- Capex for FY3/15E to be maintained at FY3/14 levels of SGD650m, contrary to our expectations for SGD280m.
- Still no visibility on the specifics of the new business models for its fare-based business.
- Lower FY3/15E-17E earnings by 14-51% to reflect higher depreciation charges. TP falls to SGD0.50, still based on 14x FY3/15-17E P/E. Reiterate SELL.
SMRT intends to maintain capex for FY3/15E at similar levels to FY3/14 (SGD650m), contrary to our and market expectations for a lower capex given that its asset renewal programme is past its peak. At the 4QFY3/14 results briefing today, management also guided that there is still no visibility on the specifics of the new business models for its fare-based business as details are still being discussed.
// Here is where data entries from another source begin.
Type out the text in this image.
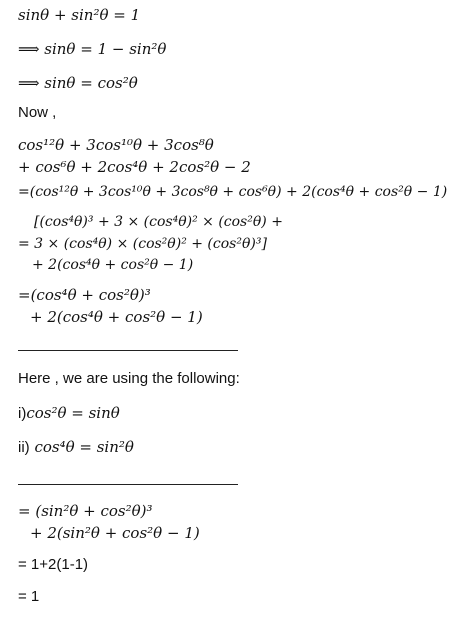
sinθ + sin²θ = 1
⟹ sinθ = 1 − sin²θ
⟹ sinθ = cos²θ
Now ,
cos¹²θ + 3cos¹⁰θ + 3cos⁸θ
+ cos⁶θ + 2cos⁴θ + 2cos²θ − 2
=(cos¹²θ + 3cos¹⁰θ + 3cos⁸θ + cos⁶θ) + 2(cos⁴θ + cos²θ − 1)
[(cos⁴θ)³ + 3 × (cos⁴θ)² × (cos²θ) +
= 3 × (cos⁴θ) × (cos²θ)² + (cos²θ)³]
+ 2(cos⁴θ + cos²θ − 1)
=(cos⁴θ + cos²θ)³
+ 2(cos⁴θ + cos²θ − 1)
Here , we are using the following:
i)cos²θ = sinθ
ii) cos⁴θ = sin²θ
= (sin²θ + cos²θ)³
+ 2(sin²θ + cos²θ − 1)
= 1+2(1-1)
= 1
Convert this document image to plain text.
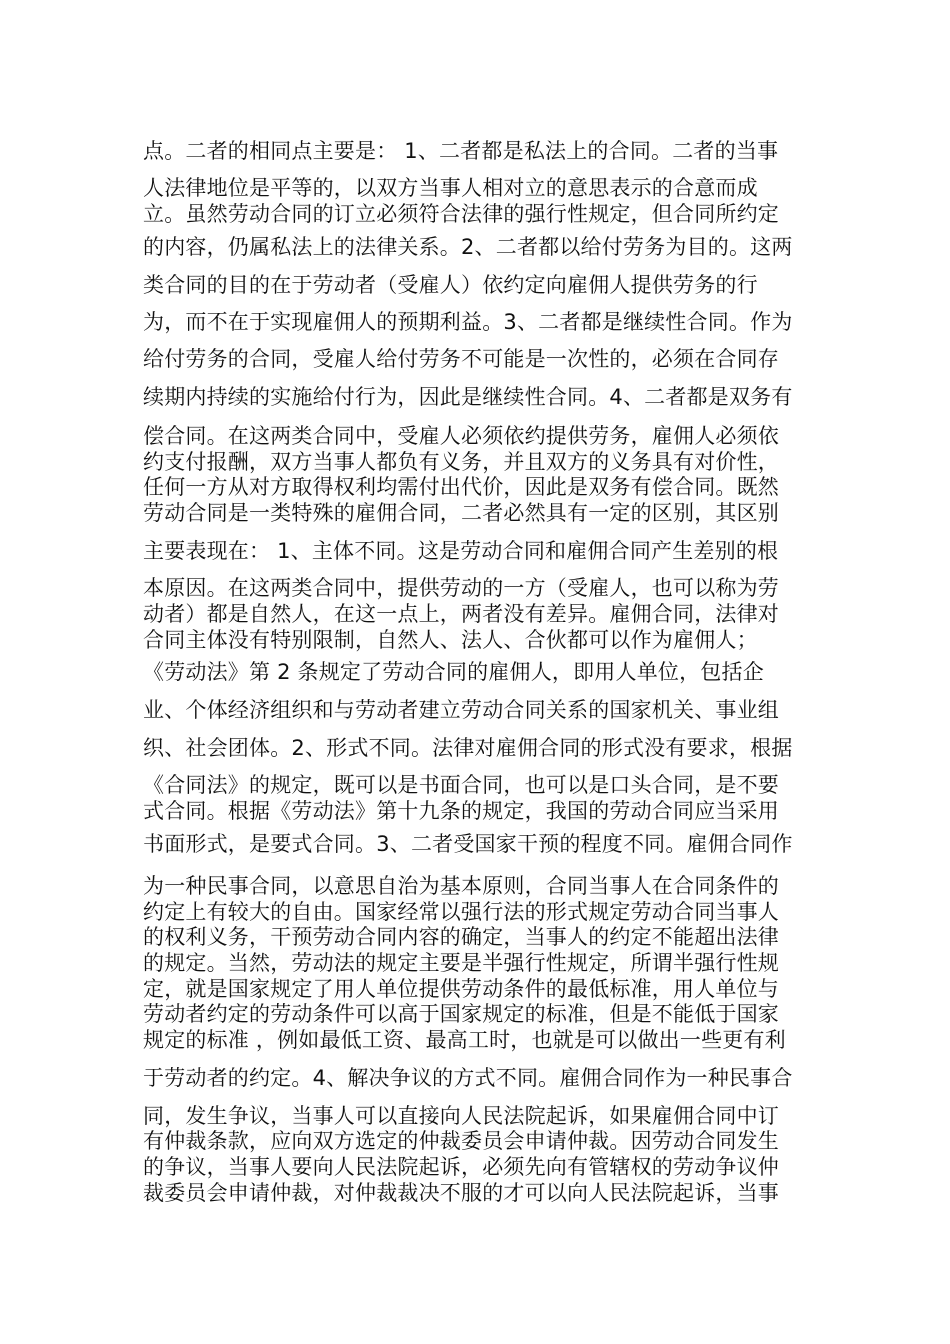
点。二者的相同点主要是： 1、二者都是私法上的合同。二者的当事
人法律地位是平等的，以双方当事人相对立的意思表示的合意而成
立。虽然劳动合同的订立必须符合法律的强行性规定，但合同所约定
的内容，仍属私法上的法律关系。2、二者都以给付劳务为目的。这两
类合同的目的在于劳动者（受雇人）依约定向雇佣人提供劳务的行
为，而不在于实现雇佣人的预期利益。3、二者都是继续性合同。作为
给付劳务的合同，受雇人给付劳务不可能是一次性的，必须在合同存
续期内持续的实施给付行为，因此是继续性合同。4、二者都是双务有
偿合同。在这两类合同中，受雇人必须依约提供劳务，雇佣人必须依
约支付报酬，双方当事人都负有义务，并且双方的义务具有对价性，
任何一方从对方取得权利均需付出代价，因此是双务有偿合同。既然
劳动合同是一类特殊的雇佣合同，二者必然具有一定的区别，其区别
主要表现在： 1、主体不同。这是劳动合同和雇佣合同产生差别的根
本原因。在这两类合同中，提供劳动的一方（受雇人，也可以称为劳
动者）都是自然人，在这一点上，两者没有差异。雇佣合同，法律对
合同主体没有特别限制，自然人、法人、合伙都可以作为雇佣人；
《劳动法》第 2 条规定了劳动合同的雇佣人，即用人单位，包括企
业、个体经济组织和与劳动者建立劳动合同关系的国家机关、事业组
织、社会团体。2、形式不同。法律对雇佣合同的形式没有要求，根据
《合同法》的规定，既可以是书面合同，也可以是口头合同，是不要
式合同。根据《劳动法》第十九条的规定，我国的劳动合同应当采用
书面形式，是要式合同。3、二者受国家干预的程度不同。雇佣合同作
为一种民事合同，以意思自治为基本原则，合同当事人在合同条件的
约定上有较大的自由。国家经常以强行法的形式规定劳动合同当事人
的权利义务，干预劳动合同内容的确定，当事人的约定不能超出法律
的规定。当然，劳动法的规定主要是半强行性规定，所谓半强行性规
定，就是国家规定了用人单位提供劳动条件的最低标准，用人单位与
劳动者约定的劳动条件可以高于国家规定的标准，但是不能低于国家
规定的标准 ，例如最低工资、最高工时，也就是可以做出一些更有利
于劳动者的约定。4、解决争议的方式不同。雇佣合同作为一种民事合
同，发生争议，当事人可以直接向人民法院起诉，如果雇佣合同中订
有仲裁条款，应向双方选定的仲裁委员会申请仲裁。因劳动合同发生
的争议，当事人要向人民法院起诉，必须先向有管辖权的劳动争议仲
裁委员会申请仲裁，对仲裁裁决不服的才可以向人民法院起诉，当事
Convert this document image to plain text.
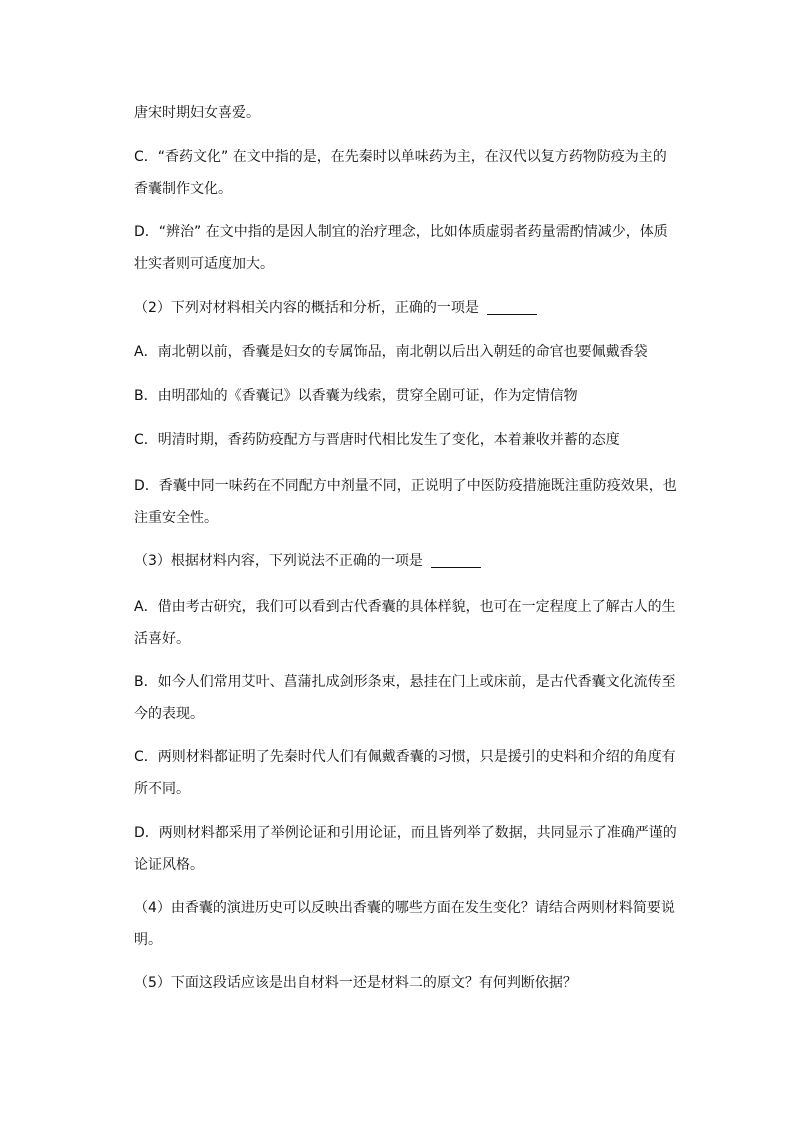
唐宋时期妇女喜爱。

C．“香药文化” 在文中指的是，在先秦时以单味药为主，在汉代以复方药物防疫为主的香囊制作文化。

D．“辨治” 在文中指的是因人制宜的治疗理念，比如体质虚弱者药量需酌情减少，体质壮实者则可适度加大。

（2）下列对材料相关内容的概括和分析，正确的一项是

A．南北朝以前，香囊是妇女的专属饰品，南北朝以后出入朝廷的命官也要佩戴香袋

B．由明邵灿的《香囊记》以香囊为线索，贯穿全剧可证，作为定情信物

C．明清时期，香药防疫配方与晋唐时代相比发生了变化，本着兼收并蓄的态度

D．香囊中同一味药在不同配方中剂量不同，正说明了中医防疫措施既注重防疫效果，也注重安全性。

（3）根据材料内容，下列说法不正确的一项是

A．借由考古研究，我们可以看到古代香囊的具体样貌，也可在一定程度上了解古人的生活喜好。

B．如今人们常用艾叶、菖蒲扎成剑形条束，悬挂在门上或床前，是古代香囊文化流传至今的表现。

C．两则材料都证明了先秦时代人们有佩戴香囊的习惯，只是援引的史料和介绍的角度有所不同。

D．两则材料都采用了举例论证和引用论证，而且皆列举了数据，共同显示了准确严谨的论证风格。

（4）由香囊的演进历史可以反映出香囊的哪些方面在发生变化？请结合两则材料简要说明。

（5）下面这段话应该是出自材料一还是材料二的原文？有何判断依据？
However, it expects the new rail financing framework to be similar to that for the Downtown Line.
What’s Our View
We are negatively surprised by the capex guidance and have updated our forecast model to reflect this, leading to higher depreciation charges and a 14-51% cut to earnings over our forecast years. We expect SMRT to raise debt to the tune of SGD400m in the year ahead to fund its capex, which would drive net gearing up to 1.07x by end-FY3/15E (end-FY3/14: 0.60x). We lower our TP to SGD0.50 (from SGD0.65), still based on 14x FY3/15E-17E P/E. In the absence of a business model transition, we expect its rail operations to slip into the red in FY3/15E. Reiterate SELL.